Paper cuts, despite being minor and shallow wounds, can cause significant pain.
It has less to do with the size of the cuts themselves, and more to do with the areas of the body in which we often experience paper cuts.
Your nerves: Manhattan vs. rural Ohio
Our face, hands and fingertips are richly innervated, meaning they’re filled with tiny nerves and nerve endings that need to receive sensory information from touch in order for us to perform fine motor functions.
Each of those nerves is like a fiber optic cable, meticulously engineered to transmit vast amounts of information swiftly and accurately between our brains and the rest of our bodies.
A body part like the fingertip is like Manhattan — filled with crisscrossing cables for a dense population.
Even a small event in Manhattan could disrupt online connections for many people.
But our backs are more like a desolate area of Nebraska, where a car could hit a utility pole and affect service for only a few residents.
That’s why the pain of common paper cuts is so exquisite — a paper cut on your finger, lips or tongue is cutting through many more nerve endings and lighting up more pain receptors than it might on your back.
Those densely innervated areas of the body also are richly supplied with blood.
Many tiny capillaries stretch underneath the skin of your face, hands and fingers, so cutting through them with the edge of a piece of paper also causes you to bleed more than if you’d been cut elsewhere on the body.

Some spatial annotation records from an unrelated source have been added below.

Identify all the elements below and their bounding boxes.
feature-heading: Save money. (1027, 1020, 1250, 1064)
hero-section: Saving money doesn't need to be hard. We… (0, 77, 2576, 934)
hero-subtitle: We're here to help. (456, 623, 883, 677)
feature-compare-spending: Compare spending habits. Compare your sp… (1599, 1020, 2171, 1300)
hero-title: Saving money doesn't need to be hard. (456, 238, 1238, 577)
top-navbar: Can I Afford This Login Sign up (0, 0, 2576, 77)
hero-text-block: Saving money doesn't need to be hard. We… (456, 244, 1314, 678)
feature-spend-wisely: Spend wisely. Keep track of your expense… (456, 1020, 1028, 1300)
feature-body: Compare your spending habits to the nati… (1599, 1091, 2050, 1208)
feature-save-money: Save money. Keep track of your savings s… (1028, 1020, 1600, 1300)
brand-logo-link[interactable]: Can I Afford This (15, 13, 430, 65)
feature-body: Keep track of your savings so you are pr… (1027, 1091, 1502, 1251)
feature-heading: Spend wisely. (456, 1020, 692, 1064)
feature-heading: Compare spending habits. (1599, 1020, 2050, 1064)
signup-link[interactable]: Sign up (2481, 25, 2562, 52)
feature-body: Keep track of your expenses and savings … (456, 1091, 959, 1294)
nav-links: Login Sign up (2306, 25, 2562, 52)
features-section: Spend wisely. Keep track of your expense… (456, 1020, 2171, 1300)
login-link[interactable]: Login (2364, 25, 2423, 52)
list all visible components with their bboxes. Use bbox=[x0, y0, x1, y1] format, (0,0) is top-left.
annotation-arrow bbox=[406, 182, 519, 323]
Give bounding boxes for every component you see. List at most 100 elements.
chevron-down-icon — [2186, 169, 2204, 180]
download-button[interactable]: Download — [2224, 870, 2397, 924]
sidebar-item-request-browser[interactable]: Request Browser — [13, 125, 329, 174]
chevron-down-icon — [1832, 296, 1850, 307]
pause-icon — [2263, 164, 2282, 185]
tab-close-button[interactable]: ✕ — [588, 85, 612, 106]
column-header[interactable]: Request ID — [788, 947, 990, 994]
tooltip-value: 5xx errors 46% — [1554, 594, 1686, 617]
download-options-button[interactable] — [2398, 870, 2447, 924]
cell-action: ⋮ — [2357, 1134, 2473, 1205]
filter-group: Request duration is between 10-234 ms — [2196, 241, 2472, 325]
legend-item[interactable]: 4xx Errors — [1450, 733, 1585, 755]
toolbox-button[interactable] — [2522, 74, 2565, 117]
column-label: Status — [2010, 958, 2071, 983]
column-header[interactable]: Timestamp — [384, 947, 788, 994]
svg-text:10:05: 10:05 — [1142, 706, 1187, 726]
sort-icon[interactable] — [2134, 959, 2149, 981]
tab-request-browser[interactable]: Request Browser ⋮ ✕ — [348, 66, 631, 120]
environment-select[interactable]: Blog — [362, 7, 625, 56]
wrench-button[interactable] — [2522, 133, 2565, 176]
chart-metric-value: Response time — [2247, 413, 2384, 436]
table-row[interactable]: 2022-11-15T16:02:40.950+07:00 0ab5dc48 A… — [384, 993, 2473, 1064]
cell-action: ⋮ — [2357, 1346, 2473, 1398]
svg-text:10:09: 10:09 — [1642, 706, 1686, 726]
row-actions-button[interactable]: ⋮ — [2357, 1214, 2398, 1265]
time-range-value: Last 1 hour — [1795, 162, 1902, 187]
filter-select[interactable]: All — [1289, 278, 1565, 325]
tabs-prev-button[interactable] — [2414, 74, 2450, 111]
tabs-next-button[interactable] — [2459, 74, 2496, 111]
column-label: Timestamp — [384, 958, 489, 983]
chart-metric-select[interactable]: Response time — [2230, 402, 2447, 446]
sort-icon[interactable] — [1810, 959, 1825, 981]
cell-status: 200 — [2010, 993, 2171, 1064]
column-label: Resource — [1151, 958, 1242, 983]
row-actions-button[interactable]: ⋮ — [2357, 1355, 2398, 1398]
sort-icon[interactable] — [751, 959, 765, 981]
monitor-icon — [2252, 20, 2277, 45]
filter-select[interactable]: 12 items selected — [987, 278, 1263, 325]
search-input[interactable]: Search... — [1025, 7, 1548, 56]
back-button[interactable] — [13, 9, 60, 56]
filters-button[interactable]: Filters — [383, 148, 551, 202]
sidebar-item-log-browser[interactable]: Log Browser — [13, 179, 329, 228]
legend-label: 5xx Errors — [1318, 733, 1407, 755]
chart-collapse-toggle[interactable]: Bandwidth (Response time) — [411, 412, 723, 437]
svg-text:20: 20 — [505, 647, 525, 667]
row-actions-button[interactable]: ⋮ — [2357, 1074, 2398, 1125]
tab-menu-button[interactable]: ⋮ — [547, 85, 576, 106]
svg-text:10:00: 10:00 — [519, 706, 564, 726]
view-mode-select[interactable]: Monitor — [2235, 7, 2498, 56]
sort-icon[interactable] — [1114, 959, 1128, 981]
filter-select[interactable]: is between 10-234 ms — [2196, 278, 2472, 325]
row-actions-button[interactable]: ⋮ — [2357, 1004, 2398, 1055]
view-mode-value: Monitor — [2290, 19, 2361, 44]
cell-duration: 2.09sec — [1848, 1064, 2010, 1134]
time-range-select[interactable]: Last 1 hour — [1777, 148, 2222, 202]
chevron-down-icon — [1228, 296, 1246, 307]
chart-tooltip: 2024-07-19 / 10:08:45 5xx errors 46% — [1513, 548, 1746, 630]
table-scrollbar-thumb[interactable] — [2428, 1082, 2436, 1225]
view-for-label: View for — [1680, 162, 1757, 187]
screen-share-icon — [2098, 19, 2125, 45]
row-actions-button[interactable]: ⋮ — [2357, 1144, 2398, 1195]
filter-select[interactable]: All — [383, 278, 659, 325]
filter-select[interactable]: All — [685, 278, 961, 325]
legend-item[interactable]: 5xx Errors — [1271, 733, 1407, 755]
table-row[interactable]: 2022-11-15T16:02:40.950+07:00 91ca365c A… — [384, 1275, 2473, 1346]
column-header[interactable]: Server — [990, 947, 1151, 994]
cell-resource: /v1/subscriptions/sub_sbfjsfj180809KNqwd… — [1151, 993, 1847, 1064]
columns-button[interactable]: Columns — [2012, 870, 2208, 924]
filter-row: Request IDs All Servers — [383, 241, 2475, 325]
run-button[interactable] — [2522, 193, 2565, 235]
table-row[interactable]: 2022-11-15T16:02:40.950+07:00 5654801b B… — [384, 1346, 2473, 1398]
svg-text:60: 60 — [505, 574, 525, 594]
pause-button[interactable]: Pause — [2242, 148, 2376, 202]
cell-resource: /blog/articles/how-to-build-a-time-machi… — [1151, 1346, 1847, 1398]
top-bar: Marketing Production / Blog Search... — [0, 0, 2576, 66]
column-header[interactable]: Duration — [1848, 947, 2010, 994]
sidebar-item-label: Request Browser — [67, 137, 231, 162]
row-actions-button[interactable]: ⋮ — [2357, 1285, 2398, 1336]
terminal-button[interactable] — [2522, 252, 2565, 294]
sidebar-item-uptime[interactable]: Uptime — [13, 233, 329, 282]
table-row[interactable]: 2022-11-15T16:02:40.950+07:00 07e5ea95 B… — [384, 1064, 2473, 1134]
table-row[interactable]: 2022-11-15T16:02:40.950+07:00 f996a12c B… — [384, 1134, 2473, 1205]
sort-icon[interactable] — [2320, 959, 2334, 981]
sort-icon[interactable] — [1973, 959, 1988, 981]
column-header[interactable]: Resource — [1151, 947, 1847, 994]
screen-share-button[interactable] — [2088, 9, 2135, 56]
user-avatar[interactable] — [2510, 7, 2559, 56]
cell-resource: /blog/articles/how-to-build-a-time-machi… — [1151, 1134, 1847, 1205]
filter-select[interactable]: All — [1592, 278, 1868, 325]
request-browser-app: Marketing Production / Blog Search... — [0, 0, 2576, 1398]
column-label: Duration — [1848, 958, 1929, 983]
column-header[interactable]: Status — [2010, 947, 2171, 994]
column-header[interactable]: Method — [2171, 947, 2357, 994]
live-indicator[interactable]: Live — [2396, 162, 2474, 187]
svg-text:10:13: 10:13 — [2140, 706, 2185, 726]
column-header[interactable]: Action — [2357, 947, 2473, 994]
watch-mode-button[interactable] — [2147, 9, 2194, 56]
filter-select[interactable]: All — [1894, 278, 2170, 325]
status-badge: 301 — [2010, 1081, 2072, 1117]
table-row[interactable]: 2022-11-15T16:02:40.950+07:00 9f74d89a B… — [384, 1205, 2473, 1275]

For some people, paper cuts are even worse.
Those with neuropathy (nerve damage), such as the damage to hands and feet caused by diabetes, can sometimes experience less pain with paper cuts and also make these patients prone to poorly healing wounds.
An immune disease like fibromyalgia, which changes the way the brain recognizes pain signals, can also make people more sensitive to cuts.
On the other hand, some people with nerve damage may not feel a paper cut at all, which could actually lead to more damage.
The pain from paper cuts is protective — it makes you realize you have a cut and forces you to baby that area of the body for a day or two, helping avoid infection or further damage.
But if you don’t have sensation and don’t feel the pain, you’re less careful with the cut and it’s less likely to heal.
Preventing and treating paper cuts
- Dry or cold skin is more prone to paper cuts. To protect your skin, stay moisturized and wear gloves in cold weather.
- Using tools to open and seal envelopes can effectively prevent common paper cuts on hands and lips.
- For a superficial paper cut, clean the area, keep the edges of the cut together, and apply antibiotic ointment and a bandage to prevent infection. Deeper cuts may need medical attention.
- Paper cuts usually heal in two to three days. If it doesn't improve, especially if you have diabetes or are immunocompromised, consult your doctor to check for infection.
Our fingers and hands are capable of performing various tasks daily: using a pen, cooking, cutting, and feeling objects in the dark.
We’re able to do this all because of the many nerve endings and nerve organelles in our fingertips.